Dalam kesempatan kunjungan ke kawasan kauman Jatinegara diperoleh informasi bahwa Pangeran Sageri memiliki isteri bernama Ratu Rapiah, putri Pangeran Sangeang (disebut juga Raden Syarif). Adapun Pangeran Sangeang itu sendiri, yang masih didasarkan pada sumber kauman Jatinegara merupakan putra Senapati ingalaga. Adapun informasi mengenai garis silsilah ke atas dari Pangeran Senapati Ingalaga itu sendiri terhenti dan tidak dapat diketahui lagi kelanjutannya. Sulit untuk memecahkan informasi tersebut, yang sesungguhnya merupakan nama-nama julukan yang terwariskan turun-temurun secara lisan: Pangeran Sangeang, Raden Syarif, dan Senapati Ingalaga. Lalu siapa nama sesungguhnya dari tokoh-tokoh tersebut? Jika kita membutuhkan tingkat akurasi yang lebih baik yang dapat dipergunakan dalam kepentingan pelacakan nasab dan sejarah.
Dalam keterangan yang beredar melalui perkumpulan Cibarusah-Pasir Konci (admin) yang merasa menjadi bagian dari garis keturunan pangeran Sake (putra Sultan Abul Fath Abdul Fatah), dikatakan bahwa Pangeran Sangiang (ditulis dengan dialek Sangiang, bukan Sangeang seperti Jatinegara) merupakan putra Pangeran Jayakarta I. Sementara masih dalam perkumpulan yang sama, salah-satu anggota perkumpulan memberikan alternatif lain, yakni bahwa Pangeran Sanghiyang (dituliskan dengan dialek Sanghiyang) merupakan putra Senopati Ingalaga putra Pangeran Utama putra Pangeran Maduran Raja putra Sultan Abil Mafakhir Mahmud Abdul Qadir.

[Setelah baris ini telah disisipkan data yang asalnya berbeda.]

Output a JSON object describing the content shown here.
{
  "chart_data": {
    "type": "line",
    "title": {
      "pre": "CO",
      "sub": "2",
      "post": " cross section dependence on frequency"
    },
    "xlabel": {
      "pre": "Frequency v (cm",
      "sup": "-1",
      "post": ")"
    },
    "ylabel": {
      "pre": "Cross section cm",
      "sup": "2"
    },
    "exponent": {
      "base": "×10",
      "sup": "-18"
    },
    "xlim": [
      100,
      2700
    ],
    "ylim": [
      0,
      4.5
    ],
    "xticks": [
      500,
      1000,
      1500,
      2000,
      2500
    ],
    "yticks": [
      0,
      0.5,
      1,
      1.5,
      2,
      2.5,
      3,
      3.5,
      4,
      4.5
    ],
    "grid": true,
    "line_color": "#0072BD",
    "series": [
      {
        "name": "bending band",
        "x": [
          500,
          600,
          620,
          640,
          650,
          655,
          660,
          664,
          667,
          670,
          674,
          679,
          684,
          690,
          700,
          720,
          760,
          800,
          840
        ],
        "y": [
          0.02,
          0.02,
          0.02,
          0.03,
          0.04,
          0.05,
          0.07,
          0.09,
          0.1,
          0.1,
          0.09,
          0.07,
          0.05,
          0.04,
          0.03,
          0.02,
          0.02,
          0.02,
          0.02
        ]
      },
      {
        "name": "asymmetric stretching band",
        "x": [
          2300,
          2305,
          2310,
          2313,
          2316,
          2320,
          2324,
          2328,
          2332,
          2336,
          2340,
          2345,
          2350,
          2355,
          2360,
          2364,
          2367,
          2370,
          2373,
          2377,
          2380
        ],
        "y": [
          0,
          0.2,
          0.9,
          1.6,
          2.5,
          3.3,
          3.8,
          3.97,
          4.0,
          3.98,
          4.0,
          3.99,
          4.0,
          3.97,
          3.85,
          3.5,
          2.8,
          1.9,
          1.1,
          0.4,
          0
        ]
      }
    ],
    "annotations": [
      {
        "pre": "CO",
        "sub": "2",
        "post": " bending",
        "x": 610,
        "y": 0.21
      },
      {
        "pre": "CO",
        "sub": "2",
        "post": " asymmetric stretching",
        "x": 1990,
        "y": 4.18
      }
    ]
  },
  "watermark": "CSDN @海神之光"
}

Demikian juga masih dalam perkumpulan yang sama, beberapa anggota menawarkan alternatif jalur silsilah lainnya, yakni Pangeran Sangiang merupakan putra Pangeran Senopati Ingalaga putra Pangeran Utama putra Sangiang Agung putra Pangeran Madura Raja putra Sultan Maulana Yusuf.
Dengan mengkomparasikan data yang diberikan oleh Kauman Jatinegara dengan data yang beredar pada perkumpulan keluarga Pangeran Sake, data mengenai garis silsilah Ratu Rapiah tidak banyak terbantu. Jika tidak dikatakan menjadi semakin rumit lagi. Pangeran Jayakarta I itu nama gelaran untuk Fatahilah, menantu Syarif Hidayatullah. Sehingga dalam derajat garis silsilah maka Fatahilah di Jayakarta akan sejajar dengan Sultan Maulana Hasanuddin di Banten. Adapun Pangeran Sageri merupakan generasi ke-7 dari Sultan Maulana Hasanuddin, sementara jika Rapiah dianggap putri Pangeran Sangeang putra Pangeran Senopati Ingalaga putra Pangeran Jayakarta I, maka kedudukan Ratu Rapiah merupakan generasi ke-4 dari Fatahilah. Sehingga konsekuensinya pernikahan antara Ratu Rapiah dengan Pangeran Sageri tidak akan terjadi karena tidak berada dalam ruang dan waktu yang sezaman.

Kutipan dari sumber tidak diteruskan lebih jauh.